The setup is straightforward. Break above $0.110, and the bullish reversal is confirmed. Drop below $0.087 and the broader downtrend resumes. There is little room between these two outcomes, and the charts suggest the lower level is more vulnerable.
Hidden Bearish Divergence Undermines the Recovery Case
Between December 22, 2025, and February 25, 2026, a telling pattern emerged on the DOGE chart. Price printed a lower high. Meanwhile, the Relative Strength Index (RSI) registered a higher high during the same period. This mismatch is known as hidden bearish divergence.
The pattern is deceptive. Rising RSI readings create the appearance of building momentum. In reality, buyers exerted more effort and still failed to push the price higher. The underlying strength is deteriorating, not improving.

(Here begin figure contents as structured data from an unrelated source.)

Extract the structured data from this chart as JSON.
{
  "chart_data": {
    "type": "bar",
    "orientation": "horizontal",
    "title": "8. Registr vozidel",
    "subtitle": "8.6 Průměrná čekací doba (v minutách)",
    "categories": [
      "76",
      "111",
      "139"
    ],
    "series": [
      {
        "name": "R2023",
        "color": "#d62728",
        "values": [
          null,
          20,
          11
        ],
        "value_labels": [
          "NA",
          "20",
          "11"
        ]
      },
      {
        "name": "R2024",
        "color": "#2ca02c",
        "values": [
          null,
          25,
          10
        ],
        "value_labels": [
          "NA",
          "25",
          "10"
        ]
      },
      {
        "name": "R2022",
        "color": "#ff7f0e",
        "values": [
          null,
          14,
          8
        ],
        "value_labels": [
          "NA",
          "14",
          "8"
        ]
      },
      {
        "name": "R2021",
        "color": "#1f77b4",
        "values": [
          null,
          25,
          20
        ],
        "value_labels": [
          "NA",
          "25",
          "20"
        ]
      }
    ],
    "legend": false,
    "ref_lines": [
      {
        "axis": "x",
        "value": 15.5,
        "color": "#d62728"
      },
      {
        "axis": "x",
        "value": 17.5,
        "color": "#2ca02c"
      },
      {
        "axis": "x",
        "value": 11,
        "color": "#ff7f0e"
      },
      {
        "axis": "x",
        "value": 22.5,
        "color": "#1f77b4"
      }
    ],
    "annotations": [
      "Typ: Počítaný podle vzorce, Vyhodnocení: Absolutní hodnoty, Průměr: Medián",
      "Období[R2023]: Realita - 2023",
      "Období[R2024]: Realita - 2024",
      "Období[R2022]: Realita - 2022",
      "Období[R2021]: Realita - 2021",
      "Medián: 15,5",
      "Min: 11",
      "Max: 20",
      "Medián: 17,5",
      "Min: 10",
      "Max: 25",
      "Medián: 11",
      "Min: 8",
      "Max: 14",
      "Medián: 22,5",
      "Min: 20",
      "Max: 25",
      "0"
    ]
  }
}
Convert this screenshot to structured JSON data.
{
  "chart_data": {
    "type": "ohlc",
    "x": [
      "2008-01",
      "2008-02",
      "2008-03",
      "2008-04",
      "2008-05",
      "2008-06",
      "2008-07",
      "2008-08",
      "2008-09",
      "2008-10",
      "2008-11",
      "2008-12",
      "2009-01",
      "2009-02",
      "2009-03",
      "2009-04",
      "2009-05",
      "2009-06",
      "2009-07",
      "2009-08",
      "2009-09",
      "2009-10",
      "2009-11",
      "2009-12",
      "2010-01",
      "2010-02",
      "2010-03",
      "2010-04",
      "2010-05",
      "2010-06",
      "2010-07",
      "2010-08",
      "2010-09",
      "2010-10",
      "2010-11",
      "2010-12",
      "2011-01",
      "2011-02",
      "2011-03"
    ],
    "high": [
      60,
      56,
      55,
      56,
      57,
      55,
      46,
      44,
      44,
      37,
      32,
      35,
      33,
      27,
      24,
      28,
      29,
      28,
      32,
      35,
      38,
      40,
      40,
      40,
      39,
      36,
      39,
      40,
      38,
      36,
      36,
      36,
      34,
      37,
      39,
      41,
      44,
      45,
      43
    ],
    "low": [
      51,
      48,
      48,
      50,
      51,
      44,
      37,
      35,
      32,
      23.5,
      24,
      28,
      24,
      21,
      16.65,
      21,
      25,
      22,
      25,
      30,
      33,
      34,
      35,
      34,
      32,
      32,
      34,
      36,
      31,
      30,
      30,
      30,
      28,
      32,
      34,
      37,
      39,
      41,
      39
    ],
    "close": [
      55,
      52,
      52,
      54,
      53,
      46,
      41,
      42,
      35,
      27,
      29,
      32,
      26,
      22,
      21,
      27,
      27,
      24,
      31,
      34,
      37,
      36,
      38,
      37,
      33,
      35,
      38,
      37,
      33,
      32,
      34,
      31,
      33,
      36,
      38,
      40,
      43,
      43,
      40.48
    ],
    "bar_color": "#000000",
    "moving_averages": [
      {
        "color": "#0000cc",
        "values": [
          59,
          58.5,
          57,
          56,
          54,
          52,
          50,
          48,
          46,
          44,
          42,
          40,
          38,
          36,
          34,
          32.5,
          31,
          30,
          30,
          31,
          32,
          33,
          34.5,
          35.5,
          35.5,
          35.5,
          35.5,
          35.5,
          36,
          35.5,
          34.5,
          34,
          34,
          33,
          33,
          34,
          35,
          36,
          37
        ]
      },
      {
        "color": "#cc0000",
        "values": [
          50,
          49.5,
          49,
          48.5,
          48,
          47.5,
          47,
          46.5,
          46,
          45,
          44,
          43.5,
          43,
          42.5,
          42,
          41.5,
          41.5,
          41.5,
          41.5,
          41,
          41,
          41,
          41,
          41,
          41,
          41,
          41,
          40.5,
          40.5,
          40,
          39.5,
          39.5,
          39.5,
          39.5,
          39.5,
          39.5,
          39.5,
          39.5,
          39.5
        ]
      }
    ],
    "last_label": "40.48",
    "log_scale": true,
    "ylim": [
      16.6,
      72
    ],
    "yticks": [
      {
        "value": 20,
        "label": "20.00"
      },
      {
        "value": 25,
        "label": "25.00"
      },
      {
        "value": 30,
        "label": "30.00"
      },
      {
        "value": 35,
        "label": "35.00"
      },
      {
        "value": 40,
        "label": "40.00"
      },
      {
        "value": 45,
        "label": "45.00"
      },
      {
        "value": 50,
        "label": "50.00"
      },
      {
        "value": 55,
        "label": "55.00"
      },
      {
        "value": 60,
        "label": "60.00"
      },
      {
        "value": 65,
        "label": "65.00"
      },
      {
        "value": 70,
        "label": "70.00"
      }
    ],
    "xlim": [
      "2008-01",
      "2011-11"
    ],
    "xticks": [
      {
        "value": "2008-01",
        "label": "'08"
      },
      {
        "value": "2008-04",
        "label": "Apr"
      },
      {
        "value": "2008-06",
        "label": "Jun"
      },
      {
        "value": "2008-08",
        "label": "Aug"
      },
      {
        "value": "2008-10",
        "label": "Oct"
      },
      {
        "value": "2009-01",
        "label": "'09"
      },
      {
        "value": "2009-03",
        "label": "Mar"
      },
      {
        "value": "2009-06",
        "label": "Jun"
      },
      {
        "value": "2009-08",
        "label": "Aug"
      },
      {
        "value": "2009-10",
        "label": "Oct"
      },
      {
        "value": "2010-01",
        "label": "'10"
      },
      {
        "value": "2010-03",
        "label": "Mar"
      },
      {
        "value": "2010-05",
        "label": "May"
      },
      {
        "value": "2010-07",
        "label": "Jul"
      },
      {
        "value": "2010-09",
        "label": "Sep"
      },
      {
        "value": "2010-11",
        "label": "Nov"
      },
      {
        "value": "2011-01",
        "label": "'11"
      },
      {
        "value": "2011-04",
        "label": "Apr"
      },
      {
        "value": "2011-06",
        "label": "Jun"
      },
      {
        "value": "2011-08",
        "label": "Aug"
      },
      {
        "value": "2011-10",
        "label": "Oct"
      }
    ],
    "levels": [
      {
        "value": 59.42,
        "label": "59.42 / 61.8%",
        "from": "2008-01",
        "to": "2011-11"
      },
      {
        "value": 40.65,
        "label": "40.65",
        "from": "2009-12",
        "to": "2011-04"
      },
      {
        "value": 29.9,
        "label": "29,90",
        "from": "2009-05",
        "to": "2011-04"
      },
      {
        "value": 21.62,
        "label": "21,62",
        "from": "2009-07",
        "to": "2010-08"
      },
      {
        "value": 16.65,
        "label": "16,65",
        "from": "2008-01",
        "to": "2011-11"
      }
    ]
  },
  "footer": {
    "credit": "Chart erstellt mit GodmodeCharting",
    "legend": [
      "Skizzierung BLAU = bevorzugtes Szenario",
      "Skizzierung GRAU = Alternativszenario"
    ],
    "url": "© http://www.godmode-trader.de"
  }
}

This matters enormously for the $0.110 target. A 20% rally requires sustained buying pressure. Hidden bearish divergence signals that buying pressure is fading. Each attempt to push higher meets consistent selling. The $0.110 resistance zone is not merely a technical ceiling. It is a point where deteriorating momentum makes a breakout structurally improbable without a significant external catalyst.
Rising Supply in Profit Creates a Layered Selling Problem
On March 1, 2026, approximately 44.79% of Dogecoin’s circulating supply was in profit. By March 2, that figure rose to 45.6%. The increase is small, but its implications are not.
When supply in profit climbs during a period of price weakness, it indicates that new buyers accumulated at lower levels during the February dip. Those holders are now sitting on gains. Short-term traders, who dominate meme coin markets, tend to exit positions at the first sign of trouble. They do not require large profits to sell.
This dynamic creates layered resistance across the recovery path. At $0.10, more holders become profitable. At $0.105, even more. Each incremental price gain activates a new wave of potential sellers. The rally does not simply need to break $0.110. It needs to absorb distributed selling pressure at every step toward that level.
Meme coins are particularly exposed to this problem. Unlike utility-driven assets, DOGE does not attract long-term holders with fundamental conviction. It attracts momentum traders. Those traders sell on small gains. That behavior defines the price action.